Fernald o fez. Ele não gostou do que viu lá. Os olhos castanhos eram escuros, quase pretos. E eles estavam perfurando os seus sem qualquer sinal de piedade ou compaixão. Eram buracos escuros e ameaçadores.
— Se eu achar que você sussurrou uma palavra sobre isto a alguém – mesmo uma dica para quem quer que seja – eu vou prendê-lo e colocá-lo no pior, no mais fundo e úmido calabouço fedorento do Castelo Trelleth. Entendeu?
Fernald pronunciou a palavra “sim”. Mas nenhum som saiu. Arqueiros, ele pensou. Você nunca deve mexer com arqueiros.
— Além disso — Will continuou: — Eu vou mantê-lo lá pelos próximos cinco anos e, nesse meio tempo, terei a sua licença de estalajadeiro revogada — ele viu um lampejo de dúvida nos olhos de Fernald. O estalajadeiro não sabia o que a palavra significava. — Cancelada — Will explicou. — Tirada.
Entendimento e medo amanheceram nos olhos de Fernald enquanto ele visualizava um futuro em que ele estava sem dinheiro, incapaz de ganhar a vida. Tomar conta de uma pousada era tudo o que sabia fazer. Sem O Pato Atarracado, o que ele faria? As próximas palavras de Will tornaram o possível futuro ainda mais sombrio.
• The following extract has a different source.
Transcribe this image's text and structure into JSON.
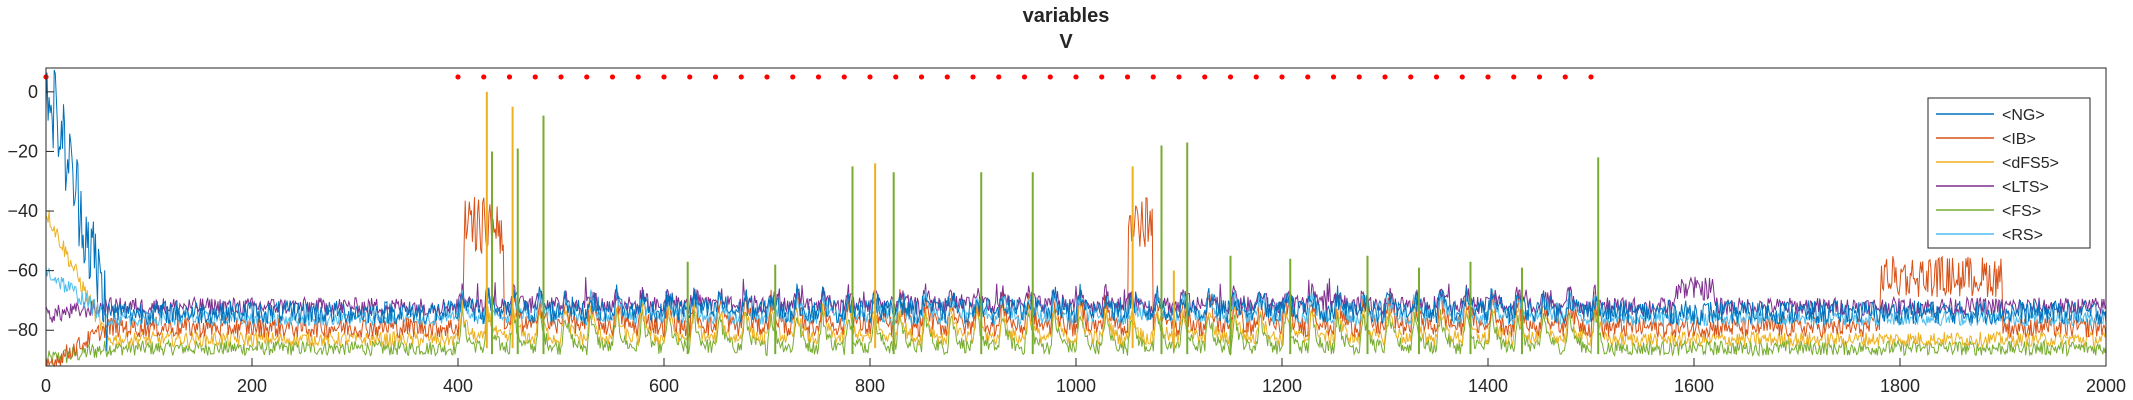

— Então eu voltarei aqui e farei este edifício ser demolido, tijolo por tijolo, tábua por tábua, derrubado. Então quando finalmente sair da prisão, não haverá nada aqui para você. Você duvida que eu tenha autoridade para fazer tudo isso?
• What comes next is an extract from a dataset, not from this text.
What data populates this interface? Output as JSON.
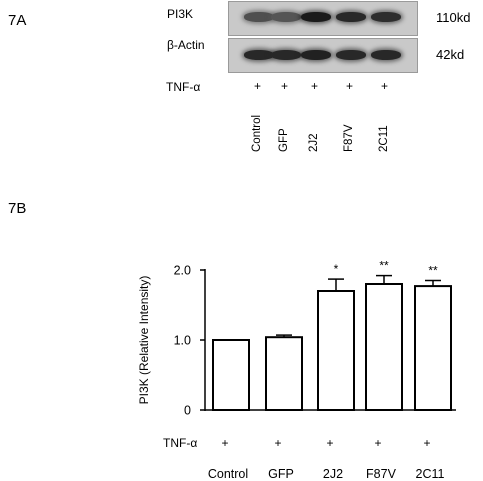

Fernald balançou a cabeça. Arqueiros podiam fazer qualquer coisa que quisessem, ele sabia. Não seria nada para um arqueiro atirá-lo em um calabouço e demolir sua pousada, sua linda pousada.
— Não, senhor — ele conseguiu responder em uma voz baixa.
— Então, lembre-se do que eu disse.
Fernald não confiava em si mesmo para falar. Ele podia sentir as lágrimas brotando ao pensar que sua bela pousada poderia ser destruída por um capricho desta figura implacável.
Will olhou para ele por alguns segundos. Na verdade, ele odiava intimidar o homem assim. Mas era essencial que não houvesse nenhuma palavra da presença de Will, ou de suas perguntas, sendo cogitadas em torno da aldeia. Mesmo agora, o Ladrão poderia ter homens assistindo Willow Vale, para ouvir o menor sinal de perigo. Afinal, de algum modo souberam que Maddie tinha começado a fazer perguntas. Se ele pudesse manter sigilo por alguns dias assustando Fernald, então estava disposto a fazê-lo.
Por um momento, ele se perguntou se estaria disposto a levar a cabo sua ameaça se o estalajadeiro falasse sobre sua visita. Ele decidiu que, considerando tudo, ele o faria.


Era meia-noite. Will sentou-se confortavelmente na grama longa atrás da casa de Carter. Como Fernald lhe tinha dito, o pátio dos fundos era cheio de carroças quebradas e respectivos acessórios. Tinham formas estranhas à luz de uma lua baixa.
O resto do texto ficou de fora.